I suspect that this particular angle on Christianity is one of the reasons that Buddhism can seem so attractive: no angry deity to appease, no rule-bound moralising and a very practical approach to overcoming suffering and finding that peace. Buddhism doesn't begin with the premise of our failure but of our suffering and solution is not chastisement but awakening.
I wonder if there is, in fact, a way of tellling the Christian story that comes much closer to this. This morning, the Psalm in our Episcopal office book had this line: 'For innumerable troubles have crowded upon me; my sins have overtaken me, and I cannot see' (Ps 40:13a). This little verse seems to parallel sin and misfortune and this is quite normal in Hebrew - the word for 'evil', as to some extent it is in English, means both calamity and moral failing. Leaving aside the moral aspect for a moment, we could paraphrase the thrust of this verse as 'I am so beset with suffering that I cannot see anything clearly.' This is getting closer to the Buddhist insight that we do see clearly on account of our attachments, which leads to our suffering. We begin to see clearly not by self-rebuke, but by waking up.

Thomas Merton, who knew Buddhism fairly well, came close to this emphasis. I have been struck by the number of times his later journal entries speak, above all, of finding 'clarity'. What he needs is not a proper sense of his badness (and there were many who would have gladly helped him achieve that!) but clear sight.
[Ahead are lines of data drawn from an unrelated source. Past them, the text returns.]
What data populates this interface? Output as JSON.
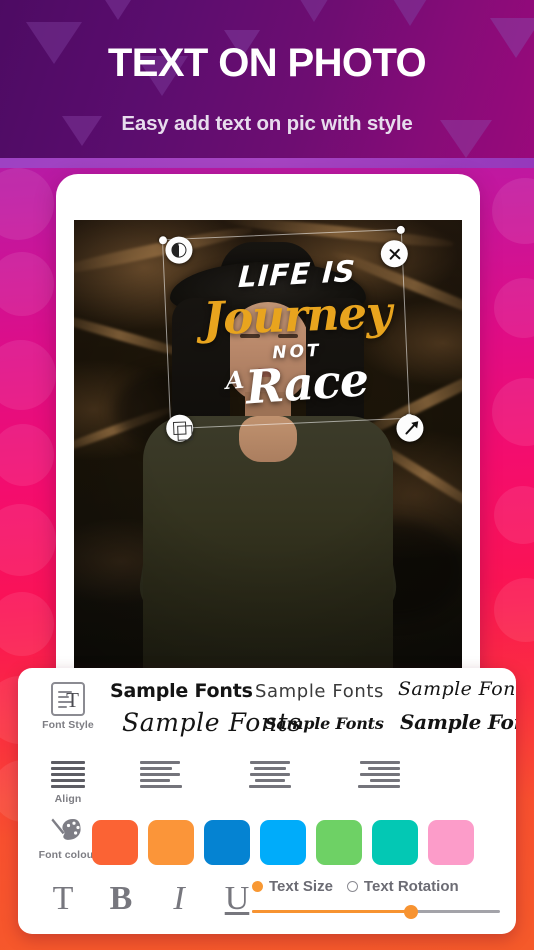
{
  "header": {
    "title": "TEXT ON PHOTO",
    "subtitle": "Easy add text on pic with style"
  },
  "canvas": {
    "artwork": {
      "line1": "LIFE IS",
      "line2": "Journey",
      "line3": "NOT",
      "line4_small": "A",
      "line4": "Race"
    },
    "handles": {
      "opacity": "opacity-handle",
      "close": "close-handle",
      "duplicate": "duplicate-handle",
      "resize": "resize-handle"
    }
  },
  "panel": {
    "font_style": {
      "label": "Font Style",
      "icon": "font-style-icon",
      "samples": [
        "Sample Fonts",
        "Sample Fonts",
        "Sample Fonts",
        "Sample Fonts",
        "Sample Fonts",
        "Sample Fonts"
      ]
    },
    "align": {
      "label": "Align",
      "options": [
        "justify",
        "left",
        "center",
        "right"
      ]
    },
    "font_colour": {
      "label": "Font colour",
      "icon": "palette-icon",
      "swatches": [
        "#fb6334",
        "#fb9539",
        "#0583d2",
        "#00acfa",
        "#6ed165",
        "#03c8b4",
        "#fc9cc9"
      ]
    },
    "text_styles": [
      {
        "name": "normal",
        "glyph": "T"
      },
      {
        "name": "bold",
        "glyph": "B"
      },
      {
        "name": "italic",
        "glyph": "I"
      },
      {
        "name": "underline",
        "glyph": "U"
      }
    ],
    "slider_modes": {
      "text_size": "Text Size",
      "text_rotation": "Text Rotation",
      "selected": "text_size",
      "value_percent": 64
    }
  },
  "colors": {
    "accent_orange": "#f79331",
    "header_purple": "#5b0d6e",
    "artwork_yellow": "#e8a41e"
  }
}
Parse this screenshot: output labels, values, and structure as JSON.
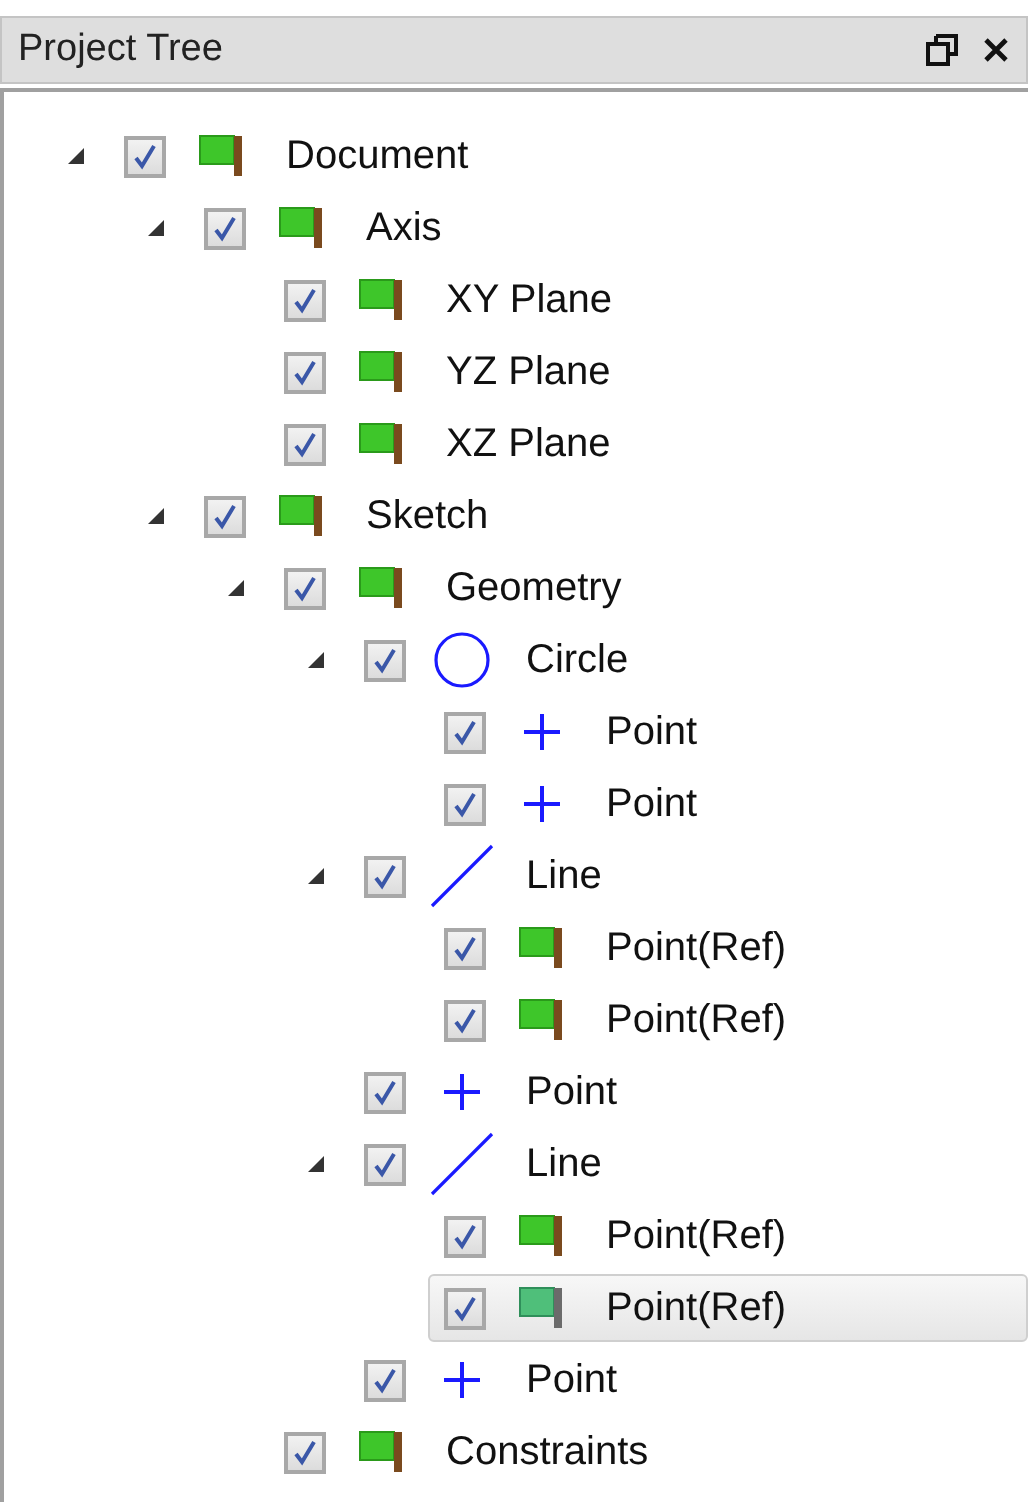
{
  "panel": {
    "title": "Project Tree"
  },
  "tree": [
    {
      "label": "Document",
      "kind": "flag",
      "checked": true,
      "selected": false,
      "expanded": true,
      "children": [
        {
          "label": "Axis",
          "kind": "flag",
          "checked": true,
          "selected": false,
          "expanded": true,
          "children": [
            {
              "label": "XY Plane",
              "kind": "flag",
              "checked": true,
              "selected": false
            },
            {
              "label": "YZ Plane",
              "kind": "flag",
              "checked": true,
              "selected": false
            },
            {
              "label": "XZ Plane",
              "kind": "flag",
              "checked": true,
              "selected": false
            }
          ]
        },
        {
          "label": "Sketch",
          "kind": "flag",
          "checked": true,
          "selected": false,
          "expanded": true,
          "children": [
            {
              "label": "Geometry",
              "kind": "flag",
              "checked": true,
              "selected": false,
              "expanded": true,
              "children": [
                {
                  "label": "Circle",
                  "kind": "circle",
                  "checked": true,
                  "selected": false,
                  "expanded": true,
                  "children": [
                    {
                      "label": "Point",
                      "kind": "point",
                      "checked": true,
                      "selected": false
                    },
                    {
                      "label": "Point",
                      "kind": "point",
                      "checked": true,
                      "selected": false
                    }
                  ]
                },
                {
                  "label": "Line",
                  "kind": "line",
                  "checked": true,
                  "selected": false,
                  "expanded": true,
                  "children": [
                    {
                      "label": "Point(Ref)",
                      "kind": "flag",
                      "checked": true,
                      "selected": false
                    },
                    {
                      "label": "Point(Ref)",
                      "kind": "flag",
                      "checked": true,
                      "selected": false
                    }
                  ]
                },
                {
                  "label": "Point",
                  "kind": "point",
                  "checked": true,
                  "selected": false
                },
                {
                  "label": "Line",
                  "kind": "line",
                  "checked": true,
                  "selected": false,
                  "expanded": true,
                  "children": [
                    {
                      "label": "Point(Ref)",
                      "kind": "flag",
                      "checked": true,
                      "selected": false
                    },
                    {
                      "label": "Point(Ref)",
                      "kind": "flag",
                      "checked": true,
                      "selected": true
                    }
                  ]
                },
                {
                  "label": "Point",
                  "kind": "point",
                  "checked": true,
                  "selected": false
                }
              ]
            },
            {
              "label": "Constraints",
              "kind": "flag",
              "checked": true,
              "selected": false
            }
          ]
        }
      ]
    }
  ]
}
His sufferings as a result of the tangle he found himself in after falling in love with a young nurse underlined the need for clarity above all things. It was simplicity found in solitude and meditation that would help him through the tangle towards the wholeness he sought for himself and others.
The life and teaching of Jesus can also be read as being directed towards the gift of clear sight. John's Gospel is full of examples of this metaphor but the synoptic parables can also be read in this way (wise virgins keeping awake at the wedding feast, the lamp set on a hill, the householder keeping alert in case a thief should come, the eye is the lamp of the body, seeing a bush in a mere seed etc). And I think the death and resurrection can also be seen in this light. Instead of a judicial process, this is a moment of supreme enlightenment - suffering and death are overcome not by punishment but by self-giving, by letting go of all notions of revenge, by complete and unreserved compassion, by the kind of relinquishing that appears first like abandonment ('why have you forsaken me?') and then like wholeness ('it is completed'). The resurrection is a life thus renewed and lived in the light. It is the dawning of the light in the place where darkness appeared to have won its final victory.
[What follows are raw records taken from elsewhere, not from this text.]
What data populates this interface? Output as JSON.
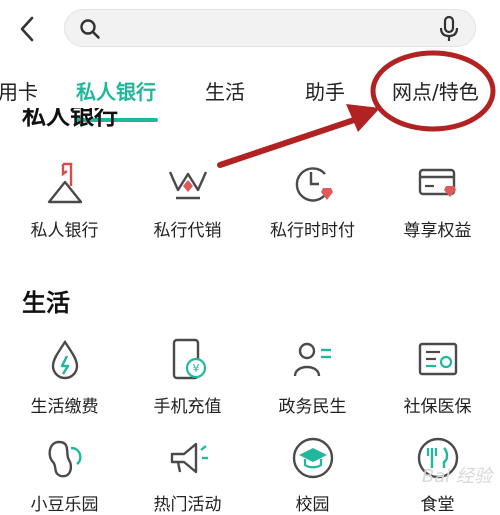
{
  "search": {
    "placeholder": ""
  },
  "tabs": [
    {
      "label": "用卡"
    },
    {
      "label": "私人银行"
    },
    {
      "label": "生活"
    },
    {
      "label": "助手"
    },
    {
      "label": "网点/特色"
    }
  ],
  "private_banking": {
    "title": "私人银行",
    "items": [
      {
        "label": "私人银行",
        "icon": "private-bank-icon"
      },
      {
        "label": "私行代销",
        "icon": "crown-icon"
      },
      {
        "label": "私行时时付",
        "icon": "clock-diamond-icon"
      },
      {
        "label": "尊享权益",
        "icon": "card-diamond-icon"
      }
    ]
  },
  "life": {
    "title": "生活",
    "items": [
      {
        "label": "生活缴费",
        "icon": "water-drop-bolt-icon"
      },
      {
        "label": "手机充值",
        "icon": "phone-yen-icon"
      },
      {
        "label": "政务民生",
        "icon": "person-lines-icon"
      },
      {
        "label": "社保医保",
        "icon": "id-card-icon"
      },
      {
        "label": "小豆乐园",
        "icon": "bean-icon"
      },
      {
        "label": "热门活动",
        "icon": "megaphone-icon"
      },
      {
        "label": "校园",
        "icon": "graduation-cap-icon"
      },
      {
        "label": "食堂",
        "icon": "utensils-icon"
      }
    ]
  },
  "colors": {
    "accent": "#1fb89c",
    "annotation": "#b22222",
    "icon_stroke": "#4a4a4a"
  }
}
To shift the emphasis away from our sin-pardon towards suffering-awakening is not to deny the human capacity for wrongdoing. In fact, it lets us see more clearly why it is that we continue to act wrongly - because we are not ourselves, we do not see clearly. As the Desert Father Abba Bessarion said, 'We should be as the cherubim and seraphim: all eye.'
This is a very cursory exploration of a complex issue, but I think this change in emphasis is consistent with the gospel and lets us present the Christian way in a manner that makes sense in a society where we appear always to be giving the answer to a question no one is asking.